I help the community conduct cognitive screening for the elderly every year. The accuracy of the clock drawing test for those who regularly go out to square dance, walk or play croquet every day is more than 30% higher than those who sit at home and watch TV every day. Even the elderly who have been diagnosed with mild cognitive impairment can slow down their cognitive decline by half if they insist on walking briskly for 40 minutes three times a week.

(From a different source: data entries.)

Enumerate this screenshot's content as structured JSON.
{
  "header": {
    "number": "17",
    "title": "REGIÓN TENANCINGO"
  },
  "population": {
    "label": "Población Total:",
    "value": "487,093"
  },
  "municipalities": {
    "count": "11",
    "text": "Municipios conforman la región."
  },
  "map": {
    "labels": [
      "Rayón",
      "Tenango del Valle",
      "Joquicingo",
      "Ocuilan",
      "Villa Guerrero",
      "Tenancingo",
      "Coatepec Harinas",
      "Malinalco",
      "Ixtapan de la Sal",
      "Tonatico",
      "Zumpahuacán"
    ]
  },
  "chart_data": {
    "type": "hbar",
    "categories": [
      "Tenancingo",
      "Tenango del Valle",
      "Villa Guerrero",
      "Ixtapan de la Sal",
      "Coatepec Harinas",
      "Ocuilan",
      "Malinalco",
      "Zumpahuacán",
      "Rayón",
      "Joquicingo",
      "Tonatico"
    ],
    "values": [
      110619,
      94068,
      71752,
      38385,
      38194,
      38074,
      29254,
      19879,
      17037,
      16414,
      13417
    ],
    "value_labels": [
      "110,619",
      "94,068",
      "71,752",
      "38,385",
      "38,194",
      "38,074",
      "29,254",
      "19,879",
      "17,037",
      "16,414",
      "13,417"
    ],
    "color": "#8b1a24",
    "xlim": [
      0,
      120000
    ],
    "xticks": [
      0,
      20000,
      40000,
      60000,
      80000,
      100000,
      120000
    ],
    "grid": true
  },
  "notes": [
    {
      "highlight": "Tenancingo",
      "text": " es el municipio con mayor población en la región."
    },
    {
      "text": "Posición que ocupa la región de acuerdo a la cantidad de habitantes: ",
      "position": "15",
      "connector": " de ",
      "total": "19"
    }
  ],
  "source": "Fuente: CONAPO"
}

There used to be a 74-year-old Aunt Li who lived alone. After her husband passed away, she always cried at home. She said she couldn't sleep and was flustered. She took sleeping aids for more than half a year and she didn't feel better. Later, she was dragged by her neighbor to join a small walking team. After dinner every night, she walked with her old friend for 40 minutes. When she got tired, she would sit on the roadside to chat. She also made an appointment to go to the morning market to buy vegetables. Within three months, she stopped taking sleeping aids. She laughed when she saw us and said that now she has something to look forward to every day.

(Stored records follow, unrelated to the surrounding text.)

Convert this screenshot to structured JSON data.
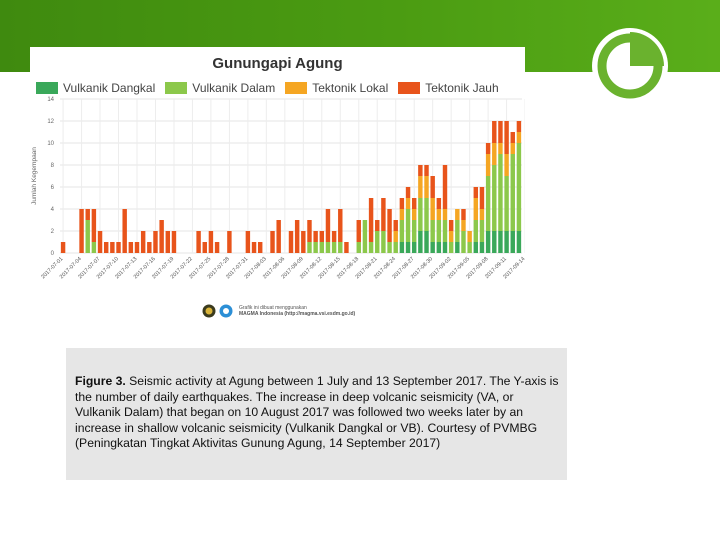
{
  "slide": {
    "caption_label": "Figure 3.",
    "caption_text": " Seismic activity at Agung between 1 July and 13 September 2017. The Y-axis is the number of daily earthquakes. The increase in deep volcanic seismicity (VA, or Vulkanik Dalam) that began on 10 August 2017 was followed two weeks later by an increase in shallow volcanic seismicity (Vulkanik Dangkal or VB). Courtesy of PVMBG (Peningkatan Tingkat Aktivitas Gunung Agung, 14 September 2017)",
    "credit_line1": "Grafik ini dibuat menggunakan",
    "credit_line2": "MAGMA Indonesia (http://magma.vsi.esdm.go.id)"
  },
  "chart_data": {
    "type": "bar",
    "stacked": true,
    "title": "Gunungapi Agung",
    "ylabel": "Jumlah Kegempaan",
    "xlabel": "",
    "ylim": [
      0,
      14
    ],
    "yticks": [
      0,
      2,
      4,
      6,
      8,
      10,
      12,
      14
    ],
    "grid": true,
    "legend_position": "top-left",
    "categories": [
      "2017-07-01",
      "2017-07-02",
      "2017-07-03",
      "2017-07-04",
      "2017-07-05",
      "2017-07-06",
      "2017-07-07",
      "2017-07-08",
      "2017-07-09",
      "2017-07-10",
      "2017-07-11",
      "2017-07-12",
      "2017-07-13",
      "2017-07-14",
      "2017-07-15",
      "2017-07-16",
      "2017-07-17",
      "2017-07-18",
      "2017-07-19",
      "2017-07-20",
      "2017-07-21",
      "2017-07-22",
      "2017-07-23",
      "2017-07-24",
      "2017-07-25",
      "2017-07-26",
      "2017-07-27",
      "2017-07-28",
      "2017-07-29",
      "2017-07-30",
      "2017-07-31",
      "2017-08-01",
      "2017-08-02",
      "2017-08-03",
      "2017-08-04",
      "2017-08-05",
      "2017-08-06",
      "2017-08-07",
      "2017-08-08",
      "2017-08-09",
      "2017-08-10",
      "2017-08-11",
      "2017-08-12",
      "2017-08-13",
      "2017-08-14",
      "2017-08-15",
      "2017-08-16",
      "2017-08-17",
      "2017-08-18",
      "2017-08-19",
      "2017-08-20",
      "2017-08-21",
      "2017-08-22",
      "2017-08-23",
      "2017-08-24",
      "2017-08-25",
      "2017-08-26",
      "2017-08-27",
      "2017-08-28",
      "2017-08-29",
      "2017-08-30",
      "2017-08-31",
      "2017-09-01",
      "2017-09-02",
      "2017-09-03",
      "2017-09-04",
      "2017-09-05",
      "2017-09-06",
      "2017-09-07",
      "2017-09-08",
      "2017-09-09",
      "2017-09-10",
      "2017-09-11",
      "2017-09-12",
      "2017-09-13"
    ],
    "tick_labels": [
      "2017-07-01",
      "2017-07-04",
      "2017-07-07",
      "2017-07-10",
      "2017-07-13",
      "2017-07-16",
      "2017-07-19",
      "2017-07-22",
      "2017-07-25",
      "2017-07-28",
      "2017-07-31",
      "2017-08-03",
      "2017-08-06",
      "2017-08-09",
      "2017-08-12",
      "2017-08-15",
      "2017-08-18",
      "2017-08-21",
      "2017-08-24",
      "2017-08-27",
      "2017-08-30",
      "2017-09-02",
      "2017-09-05",
      "2017-09-08",
      "2017-09-11",
      "2017-09-14"
    ],
    "series": [
      {
        "name": "Vulkanik Dangkal",
        "color": "#3aa85a",
        "values": [
          0,
          0,
          0,
          0,
          0,
          0,
          0,
          0,
          0,
          0,
          0,
          0,
          0,
          0,
          0,
          0,
          0,
          0,
          0,
          0,
          0,
          0,
          0,
          0,
          0,
          0,
          0,
          0,
          0,
          0,
          0,
          0,
          0,
          0,
          0,
          0,
          0,
          0,
          0,
          0,
          0,
          0,
          0,
          0,
          0,
          0,
          0,
          0,
          0,
          0,
          0,
          0,
          0,
          0,
          0,
          1,
          1,
          1,
          2,
          2,
          1,
          1,
          1,
          0,
          1,
          0,
          0,
          1,
          1,
          2,
          2,
          2,
          2,
          2,
          2
        ]
      },
      {
        "name": "Vulkanik Dalam",
        "color": "#8cc84b",
        "values": [
          0,
          0,
          0,
          0,
          3,
          1,
          0,
          0,
          0,
          0,
          0,
          0,
          0,
          0,
          0,
          0,
          0,
          0,
          0,
          0,
          0,
          0,
          0,
          0,
          0,
          0,
          0,
          0,
          0,
          0,
          0,
          0,
          0,
          0,
          0,
          0,
          0,
          0,
          0,
          0,
          1,
          1,
          1,
          1,
          1,
          1,
          0,
          0,
          1,
          3,
          1,
          2,
          2,
          1,
          1,
          2,
          3,
          2,
          3,
          3,
          2,
          2,
          2,
          1,
          2,
          2,
          1,
          2,
          2,
          5,
          6,
          7,
          5,
          7,
          8
        ]
      },
      {
        "name": "Tektonik Lokal",
        "color": "#f5a623",
        "values": [
          0,
          0,
          0,
          0,
          0,
          0,
          0,
          0,
          0,
          0,
          0,
          0,
          0,
          0,
          0,
          0,
          0,
          0,
          0,
          0,
          0,
          0,
          0,
          0,
          0,
          0,
          0,
          0,
          0,
          0,
          0,
          0,
          0,
          0,
          0,
          0,
          0,
          0,
          0,
          0,
          0,
          0,
          0,
          0,
          0,
          0,
          0,
          0,
          0,
          0,
          0,
          0,
          0,
          0,
          1,
          1,
          1,
          1,
          2,
          2,
          2,
          1,
          1,
          1,
          1,
          1,
          1,
          2,
          1,
          2,
          2,
          1,
          2,
          1,
          1
        ]
      },
      {
        "name": "Tektonik Jauh",
        "color": "#e8541b",
        "values": [
          1,
          0,
          0,
          4,
          1,
          3,
          2,
          1,
          1,
          1,
          4,
          1,
          1,
          2,
          1,
          2,
          3,
          2,
          2,
          0,
          0,
          0,
          2,
          1,
          2,
          1,
          0,
          2,
          0,
          0,
          2,
          1,
          1,
          0,
          2,
          3,
          0,
          2,
          3,
          2,
          2,
          1,
          1,
          3,
          1,
          3,
          1,
          0,
          2,
          0,
          4,
          1,
          3,
          3,
          1,
          1,
          1,
          1,
          1,
          1,
          2,
          1,
          4,
          1,
          0,
          1,
          0,
          1,
          2,
          1,
          2,
          2,
          3,
          1,
          1
        ]
      }
    ]
  }
}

Many people think that it is normal for the elderly to have loose muscles and be unable to carry things as they get older. In fact, this is what academic circles call sarcopenia. Muscles are like "mobile power banks" for the elderly. The more they are accumulated, the better they can withstand falls and diseases. If you can do simple resistance exercise for about ten minutes two or three times a week, such as holding a half-filled mineral water bottle, or squatting quietly against the wall for a minute or two, you can slow down the rate of muscle loss. There is a 78-year-old Aunt Wang in our community. She used to have to rest two or three times to carry 5 kilograms of rice. After practicing upper body strength with us for half a year, she can now carry 10 kilograms of vegetables to the third floor without having to trouble her children to come and deliver them.

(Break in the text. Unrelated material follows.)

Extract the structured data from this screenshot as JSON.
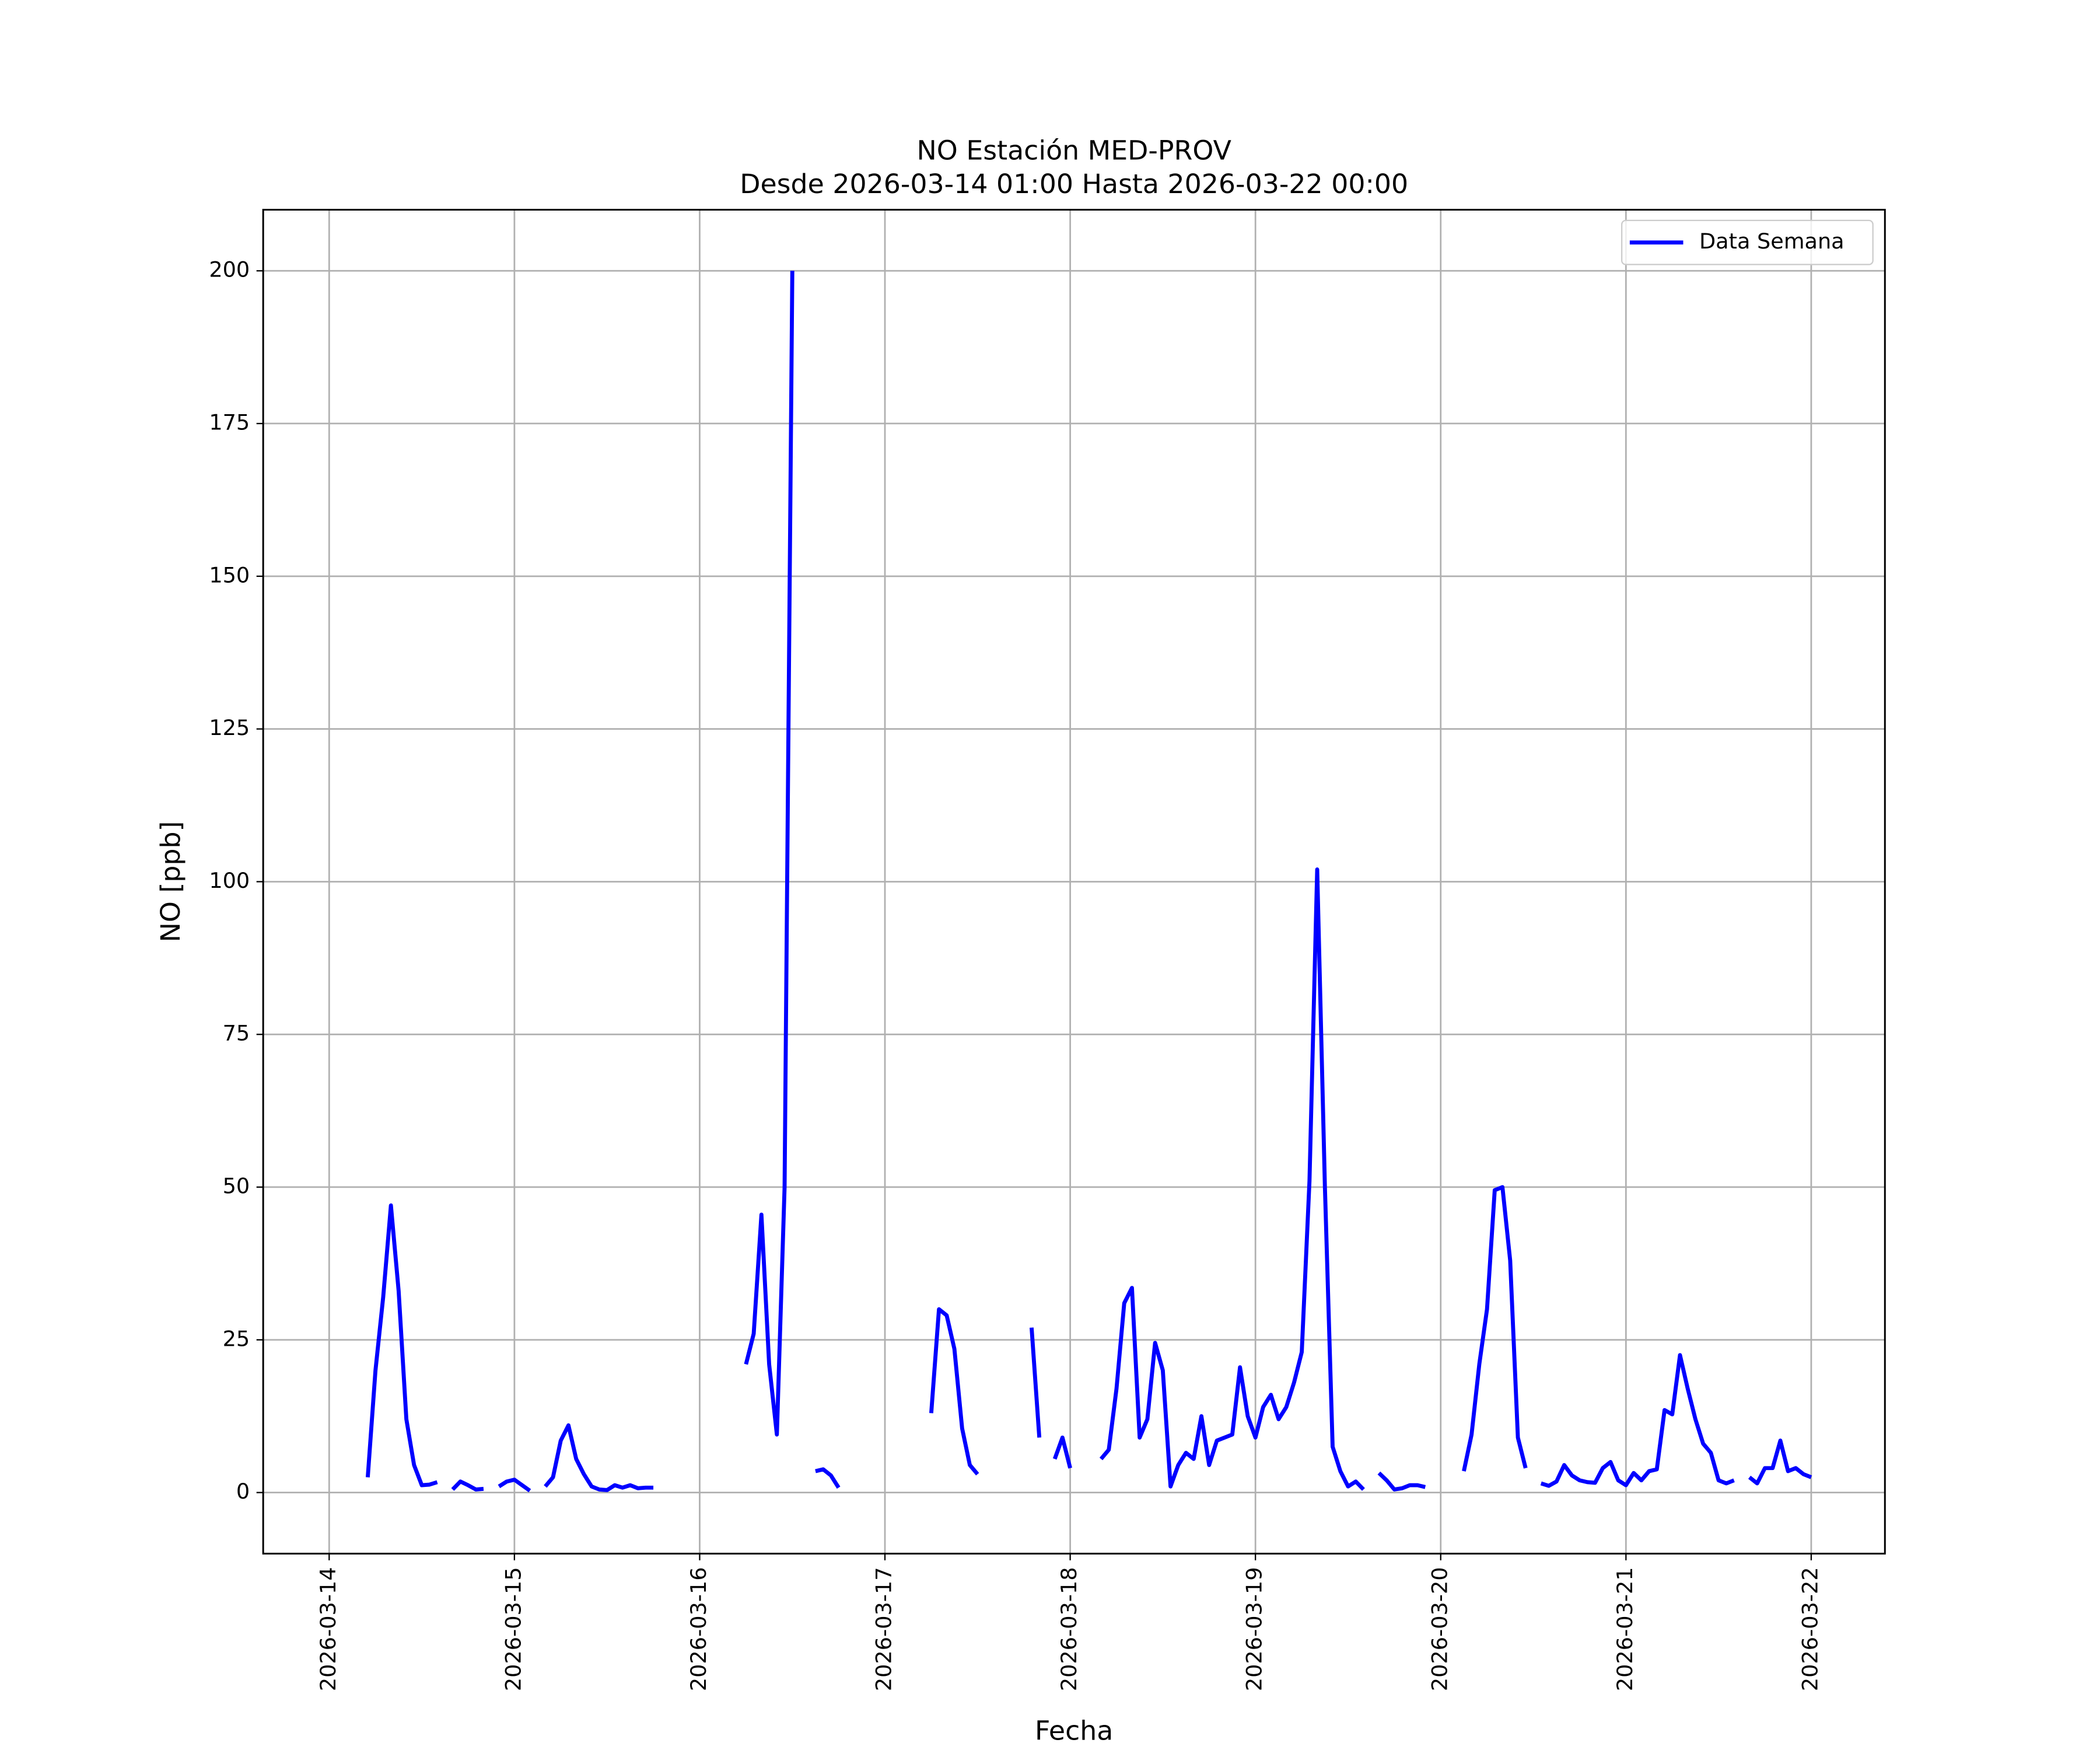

Of course, many family members complained to me, saying that the elderly at home had fallen during exercise before and now they dare not move. In fact, this concern is correct. Safety must be the first priority, but we really cannot give up eating because of choking. There was an old man who heard that brisk walking can lower blood sugar. He went out to walk 5 kilometers every day before dawn. As a result, he developed synovitis in his knees and had to lie down for half a year. This was not a problem with exercise, but with the wrong method. There are now two different schools of thought in the field of elderly sports. One group advocates that the elderly give priority to practicing balance and strength, and not do too much aerobic exercise to avoid hurting their joints. The other group advocates that as long as the body tolerates it, a combination of aerobic resistance and resistance is the most effective. In fact, there is no absolute right or wrong. What suits you is the best.

Hi, actually, after all, the role of fitness for the elderly can be great or small. It's as big as being able to get less serious illnesses, suffer less, and causing less trouble to your children. It's as small as being able to chat with old friends every day when you go out, bragging, and being in a bright mood. There is really no need to pursue high intensity or difficulty, and there is no need to compare the number of steps with others. Take two more steps if you can today, and rest when you are tired. The one who can persevere is the best.

After all, we ordinary people are not going to participate in competitions when we exercise. Isn't the goal just to take care of ourselves and live comfortably for a few more years?